In her latest series of illustrations, Ayqa explores the first-generation immigrant experience, combining her love for traditional henna and textile patterns with a wholly unconventional approach to Asian feminine beauty.
“I had my parents and my siblings telling me that my body hair is disgusting and unfeminine, and that I looked dirty. That affects your mental health.”
Her art features women dressed in sneakers, niqabs, bangles, swimsuits and birthday suits, all covered in thick black body hair.
“I’m sure a lot of (South Asian) girls can relate to this: we have a lot of body hair,” she said. “My body hair in particular is very thick. I had my parents and my siblings telling me that my body hair is disgusting and unfeminine, and that I looked dirty. That affects your mental health.”
“What am I taking too far, when this is my reality?”
For Ayqa, her art asks young women like herself to question why they remove their body hair in the first place.
“Just breathe, it’s okay,” Ayqa said, referring to the message behind her work. “You don’t have to feel this pressure to look a certain way.”
With no formal training in art, Ayqa began uploading her work to Tumblr last year. While some have called her illustration “gross” and “taking it too far”, she has also received hundreds of positive messages from young girls who feel emboldened by her images.
“I feel so blessed to have these (positive) comments,” added Ayqa. “I’ll have so many days where I’m really depressed, questioning if what I’m doing is the right thing, and I swear, I’ll always get a message… it feels like a sign to keep going.”
“I drew a lot of inspiration from lack of diversity. It’s not fair to constantly be exposed to work that I can’t relate to.”
Although she has a strong support base online, Ayqa said it’s much harder to find the same level of acceptance in the real world, particularly when it comes to her own relatives in America and abroad.
“My family in England is conservative, and I know that they’ve come across my work,” said Ayqa. “I don’t know what they think. I get nervous thinking about it, because I feel like I’d have to defend myself, and I don’t want to.”
For Ayqa, it has also been a struggle to find support within the art scene in New York, where South Asian women are under-represented and often linked to racial and religious stereotypes.
“A lot of artists (in Brooklyn) are white,” explained Ayqa. “There were lots of women preaching feminism and doing all this work that had zero diversity. I drew a lot of inspiration from lack of diversity. It’s not fair to constantly be exposed to work that I, and other women, can’t relate to.”

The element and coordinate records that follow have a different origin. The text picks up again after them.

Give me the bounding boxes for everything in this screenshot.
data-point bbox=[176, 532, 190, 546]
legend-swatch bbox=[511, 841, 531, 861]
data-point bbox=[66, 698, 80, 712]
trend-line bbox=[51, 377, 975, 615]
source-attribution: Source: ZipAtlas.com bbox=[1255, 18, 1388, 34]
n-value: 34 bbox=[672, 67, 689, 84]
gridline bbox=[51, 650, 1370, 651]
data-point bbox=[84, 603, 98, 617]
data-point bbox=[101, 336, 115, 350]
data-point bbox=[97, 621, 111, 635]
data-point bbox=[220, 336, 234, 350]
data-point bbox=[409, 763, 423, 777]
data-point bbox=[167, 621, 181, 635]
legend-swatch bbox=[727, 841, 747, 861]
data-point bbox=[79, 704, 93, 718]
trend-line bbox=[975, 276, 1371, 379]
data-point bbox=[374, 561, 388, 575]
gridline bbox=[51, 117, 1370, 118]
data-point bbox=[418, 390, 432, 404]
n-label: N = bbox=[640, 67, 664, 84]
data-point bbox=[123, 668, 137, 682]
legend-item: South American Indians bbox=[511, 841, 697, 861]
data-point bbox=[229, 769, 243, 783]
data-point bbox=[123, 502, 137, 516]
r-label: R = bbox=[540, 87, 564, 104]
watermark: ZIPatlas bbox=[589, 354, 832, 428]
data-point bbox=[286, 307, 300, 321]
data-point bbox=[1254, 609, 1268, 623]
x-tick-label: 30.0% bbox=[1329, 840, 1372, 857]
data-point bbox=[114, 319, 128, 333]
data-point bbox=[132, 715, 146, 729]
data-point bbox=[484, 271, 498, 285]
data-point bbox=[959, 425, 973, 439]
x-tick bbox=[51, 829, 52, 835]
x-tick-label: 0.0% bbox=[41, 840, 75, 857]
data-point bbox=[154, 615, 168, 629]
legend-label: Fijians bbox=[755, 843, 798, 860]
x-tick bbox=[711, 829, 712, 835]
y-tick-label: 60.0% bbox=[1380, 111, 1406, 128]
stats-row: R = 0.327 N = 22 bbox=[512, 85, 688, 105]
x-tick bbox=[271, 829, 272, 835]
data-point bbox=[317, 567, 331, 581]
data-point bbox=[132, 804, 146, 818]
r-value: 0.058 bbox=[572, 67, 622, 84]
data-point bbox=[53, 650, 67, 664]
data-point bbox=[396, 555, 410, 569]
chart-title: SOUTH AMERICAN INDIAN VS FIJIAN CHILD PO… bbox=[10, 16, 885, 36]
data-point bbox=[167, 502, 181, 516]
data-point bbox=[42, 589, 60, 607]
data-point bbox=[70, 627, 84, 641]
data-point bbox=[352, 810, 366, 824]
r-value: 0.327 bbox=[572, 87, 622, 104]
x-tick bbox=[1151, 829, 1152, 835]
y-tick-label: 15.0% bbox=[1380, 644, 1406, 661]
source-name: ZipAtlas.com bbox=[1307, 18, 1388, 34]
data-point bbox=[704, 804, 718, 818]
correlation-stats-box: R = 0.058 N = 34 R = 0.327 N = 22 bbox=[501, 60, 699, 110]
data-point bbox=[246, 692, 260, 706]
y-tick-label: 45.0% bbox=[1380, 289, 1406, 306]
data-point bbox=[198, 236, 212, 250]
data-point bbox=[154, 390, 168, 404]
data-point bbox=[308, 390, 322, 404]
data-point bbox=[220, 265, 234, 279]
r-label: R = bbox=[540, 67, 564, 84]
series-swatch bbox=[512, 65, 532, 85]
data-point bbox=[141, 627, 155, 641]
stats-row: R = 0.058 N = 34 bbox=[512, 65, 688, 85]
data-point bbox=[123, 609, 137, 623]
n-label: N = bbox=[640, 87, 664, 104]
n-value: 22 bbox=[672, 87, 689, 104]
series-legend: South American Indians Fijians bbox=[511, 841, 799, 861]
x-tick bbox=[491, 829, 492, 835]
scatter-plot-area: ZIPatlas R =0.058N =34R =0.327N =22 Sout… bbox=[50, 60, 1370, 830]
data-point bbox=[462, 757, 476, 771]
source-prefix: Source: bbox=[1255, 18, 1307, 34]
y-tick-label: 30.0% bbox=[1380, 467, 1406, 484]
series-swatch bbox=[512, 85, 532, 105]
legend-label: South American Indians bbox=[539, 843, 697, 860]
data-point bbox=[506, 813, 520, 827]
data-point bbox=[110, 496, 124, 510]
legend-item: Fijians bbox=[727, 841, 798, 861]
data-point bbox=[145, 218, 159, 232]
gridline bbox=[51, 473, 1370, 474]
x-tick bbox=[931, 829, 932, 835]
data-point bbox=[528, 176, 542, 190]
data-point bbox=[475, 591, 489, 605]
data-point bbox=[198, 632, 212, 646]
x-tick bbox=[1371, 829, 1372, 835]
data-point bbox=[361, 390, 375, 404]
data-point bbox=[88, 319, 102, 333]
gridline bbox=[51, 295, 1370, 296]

In the face of a frustrating lack of diversity, Ayqa hopes to “make movies about girls like me, that younger girls can relate to”, as well as artwork that talks about having an online presence as a Muslim woman, identity, racial issues and Islamophobia.
“I’m not trying to make commentary on something bad that’s happened,” said Ayqa. “I’m showing you my reality, and I’m showing you a future that I want because I think we can get there.”